In Singularity’s DAG, the last leaf node is not as the same distance from the root as the others.
The balanced layout creates a balanced tree of width ‘max width’. The tree is formed by taking up to ‘max width’ chunks from the chunk stream, and creating a unixfs file node that links to all of them. This is repeated until ‘max width’ unixfs file nodes are created, at which point a unixfs file node is created to hold all of those nodes, recursively. The root node of the resultant tree is returned as the handle to the newly imported file.
It could be worded much better but I think it matches what our implementation does:
Add chunks to a node until max width reached
At which point do the same but with a different node.
Create a unixfs node that links to “those nodes” (meaning the nodes linking to the chunks, not the chunks directly)
Is it possible to adapt your implementation at this point?
I believe OP is a downstream user of Singularity, and they’ve already opened an issue on Singularity’s repo pointing to this issue, so the implementation ball is in the right court already.
Is it worth tweaking the spec language to be more explicit? Am I understanding correctly that the only divergence of interpretation was about whether link #1025 needed to be nested at the same depth as 1-1024 were? Happy to open a PR (on the PR…) for the UnixFS spec to make this paragraph more explicit if it would help future UnixFS implementers.

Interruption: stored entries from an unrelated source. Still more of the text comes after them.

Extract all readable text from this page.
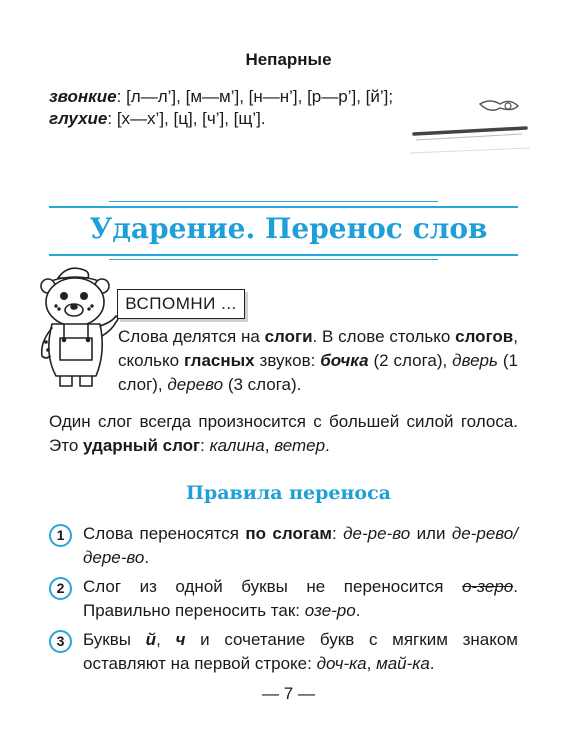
Непарные
звонкие: [л—л’], [м—м’], [н—н’], [р—р’], [й’];
глухие: [х—х’], [ц], [ч’], [щ’].
Ударение. Перенос слов
ВСПОМНИ ...
Слова делятся на слоги. В слове столько слогов, сколько гласных звуков: бочка (2 слога), дверь (1 слог), дерево (3 слога).
Один слог всегда произносится с большей силой голоса. Это ударный слог: калина, ветер.
Правила переноса
1	Слова переносятся по слогам: де-ре-во или де-рево/дере-во.
2	Слог из одной буквы не переносится о-зеро. Правильно переносить так: озе-ро.
3	Буквы й, ч и сочетание букв с мягким знаком оставляют на первой строке: доч-ка, май-ка.
— 7 —
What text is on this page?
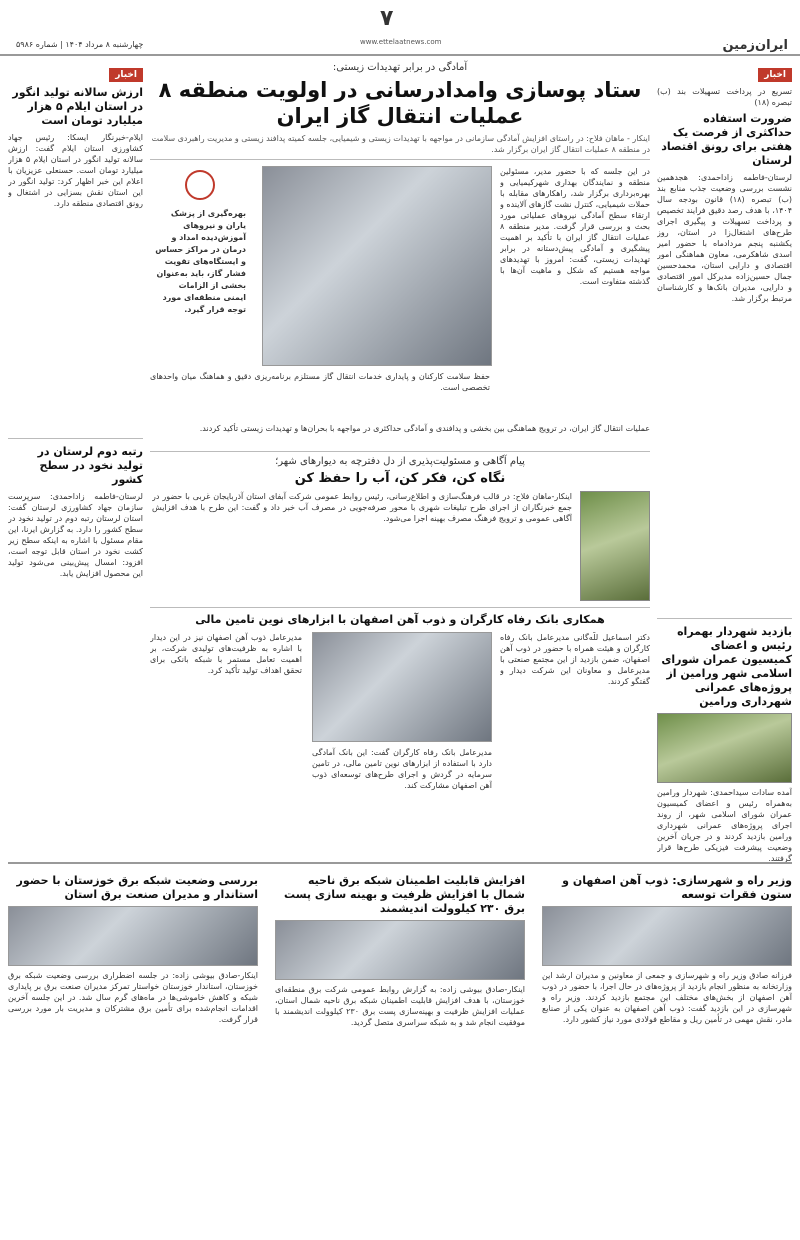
ایران‌زمین
۷
www.ettelaatnews.com
چهارشنبه ۸ مرداد ۱۴۰۴ | شماره ۵۹۸۶
اخبار
تسریع در پرداخت تسهیلات بند (ب) تبصره (۱۸)
ضرورت استفاده حداکثری از فرصت یک هفتی برای رونق اقتصاد لرستان
لرستان-فاطمه زاداحمدی: هجدهمین نشست بررسی وضعیت جذب منابع بند (ب) تبصره (۱۸) قانون بودجه سال ۱۴۰۴، با هدف رصد دقیق فرایند تخصیص و پرداخت تسهیلات و پیگیری اجرای طرح‌های اشتغال‌زا در استان، روز یکشنبه پنجم مردادماه با حضور امیر اسدی شاهکرمی، معاون هماهنگی امور اقتصادی و دارایی استان، محمدحسین جمال حسین‌زاده مدیرکل امور اقتصادی و دارایی، مدیران بانک‌ها و کارشناسان مرتبط برگزار شد.
بازدید شهردار بهمراه رئیس و اعضای کمیسیون عمران شورای اسلامی شهر ورامین از پروژه‌های عمرانی شهرداری ورامین
آمده سادات سیداحمدی: شهردار ورامین به‌همراه رئیس و اعضای کمیسیون عمران شورای اسلامی شهر، از روند اجرای پروژه‌های عمرانی شهرداری ورامین بازدید کردند و در جریان آخرین وضعیت پیشرفت فیزیکی طرح‌ها قرار گرفتند.
اخبار
ارزش سالانه تولید انگور در استان ایلام ۵ هزار میلیارد تومان است
ایلام-خبرنگار ایسکا: رئیس جهاد کشاورزی استان ایلام گفت: ارزش سالانه تولید انگور در استان ایلام ۵ هزار میلیارد تومان است. حسنعلی عزیزیان با اعلام این خبر اظهار کرد: تولید انگور در این استان نقش بسزایی در اشتغال و رونق اقتصادی منطقه دارد.
رتبه دوم لرستان در تولید نخود در سطح کشور
لرستان-فاطمه زاداحمدی: سرپرست سازمان جهاد کشاورزی لرستان گفت: استان لرستان رتبه دوم در تولید نخود در سطح کشور را دارد. به گزارش ایرنا، این مقام مسئول با اشاره به اینکه سطح زیر کشت نخود در استان قابل توجه است، افزود: امسال پیش‌بینی می‌شود تولید این محصول افزایش یابد.
آمادگی در برابر تهدیدات زیستی:
ستاد پوسازی وامدادرسانی در اولویت منطقه ۸ عملیات انتقال گاز ایران
اینکار - ماهان فلاح: در راستای افزایش آمادگی سازمانی در مواجهه با تهدیدات زیستی و شیمیایی، جلسه کمیته پدافند زیستی و مدیریت راهبردی سلامت در منطقه ۸ عملیات انتقال گاز ایران برگزار شد.
در این جلسه که با حضور مدیر، مسئولین منطقه و نمایندگان بهداری شهرکیمیایی و بهره‌برداری برگزار شد، راهکارهای مقابله با حملات شیمیایی، کنترل نشت گازهای آلاینده و ارتقاء سطح آمادگی نیروهای عملیاتی مورد بحث و بررسی قرار گرفت. مدیر منطقه ۸ عملیات انتقال گاز ایران با تأکید بر اهمیت پیشگیری و آمادگی پیش‌دستانه در برابر تهدیدات زیستی، گفت: امروز با تهدیدهای مواجه هستیم که شکل و ماهیت آن‌ها با گذشته متفاوت است.
بهره‌گیری از پزشک یاران و نیروهای آموزش‌دیده امداد و درمان در مراکز حساس و ایستگاه‌های تقویت فشار گاز، باید به‌عنوان بخشی از الزامات ایمنی منطقه‌ای مورد توجه قرار گیرد.
حفظ سلامت کارکنان و پایداری خدمات انتقال گاز مستلزم برنامه‌ریزی دقیق و هماهنگ میان واحدهای تخصصی است.
عملیات انتقال گاز ایران، در ترویج هماهنگی بین بخشی و پدافندی و آمادگی حداکثری در مواجهه با بحران‌ها و تهدیدات زیستی تأکید کردند.
پیام آگاهی و مسئولیت‌پذیری از دل دفترچه به دیوارهای شهر؛
نگاه کن، فکر کن، آب را حفظ کن
اینکار-ماهان فلاح: در قالب فرهنگ‌سازی و اطلاع‌رسانی، رئیس روابط عمومی شرکت آبفای استان آذربایجان غربی با حضور در جمع خبرنگاران از اجرای طرح تبلیغات شهری با محور صرفه‌جویی در مصرف آب خبر داد و گفت: این طرح با هدف افزایش آگاهی عمومی و ترویج فرهنگ مصرف بهینه اجرا می‌شود.
همکاری بانک رفاه کارگران و ذوب آهن اصفهان با ابزارهای نوین تامین مالی
دکتر اسماعیل للّه‌گانی مدیرعامل بانک رفاه کارگران و هیئت همراه با حضور در ذوب آهن اصفهان، ضمن بازدید از این مجتمع صنعتی با مدیرعامل و معاونان این شرکت دیدار و گفتگو کردند.
مدیرعامل بانک رفاه کارگران گفت: این بانک آمادگی دارد با استفاده از ابزارهای نوین تامین مالی، در تامین سرمایه در گردش و اجرای طرح‌های توسعه‌ای ذوب آهن اصفهان مشارکت کند.
مدیرعامل ذوب آهن اصفهان نیز در این دیدار با اشاره به ظرفیت‌های تولیدی شرکت، بر اهمیت تعامل مستمر با شبکه بانکی برای تحقق اهداف تولید تأکید کرد.
وزیر راه و شهرسازی: ذوب آهن اصفهان و ستون فقرات توسعه
فرزانه صادق وزیر راه و شهرسازی و جمعی از معاونین و مدیران ارشد این وزارتخانه به منظور انجام بازدید از پروژه‌های در حال اجرا، با حضور در ذوب آهن اصفهان از بخش‌های مختلف این مجتمع بازدید کردند. وزیر راه و شهرسازی در این بازدید گفت: ذوب آهن اصفهان به عنوان یکی از صنایع مادر، نقش مهمی در تأمین ریل و مقاطع فولادی مورد نیاز کشور دارد.
افزایش قابلیت اطمینان شبکه برق ناحیه شمال با افزایش ظرفیت و بهینه سازی پست برق ۲۳۰ کیلوولت اندیشمند
اینکار-صادق بیوشی زاده: به گزارش روابط عمومی شرکت برق منطقه‌ای خوزستان، با هدف افزایش قابلیت اطمینان شبکه برق ناحیه شمال استان، عملیات افزایش ظرفیت و بهینه‌سازی پست برق ۲۳۰ کیلوولت اندیشمند با موفقیت انجام شد و به شبکه سراسری متصل گردید.
بررسی وضعیت شبکه برق خوزستان با حضور استاندار و مدیران صنعت برق استان
اینکار-صادق بیوشی زاده: در جلسه اضطراری بررسی وضعیت شبکه برق خوزستان، استاندار خوزستان خواستار تمرکز مدیران صنعت برق بر پایداری شبکه و کاهش خاموشی‌ها در ماه‌های گرم سال شد. در این جلسه آخرین اقدامات انجام‌شده برای تأمین برق مشترکان و مدیریت بار مورد بررسی قرار گرفت.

@hector, thanks again for your reply and pointing me in the right direction! As @bumblefudge noted, I created an issue and spoke with the repo maintainer about this. I’m going to try and take a stab at implementing a solution
Actually, I went to open a PR and realized Lidel’s overhaul of UnixFS spec PR is still open, and I couldn’t quite figure out where to stick the “layout” section. If that PR were merged today as-is, the whole layout section quoted above would be removed, and I didn’t see treatment of dag-width and dag-layout in what replaces it… do we need to add it somewhere? Happy to help but I’m a little lost in the order-of-operations. I guess I could make a PR on Lidel’s branch adding in the layout stuff as best I can?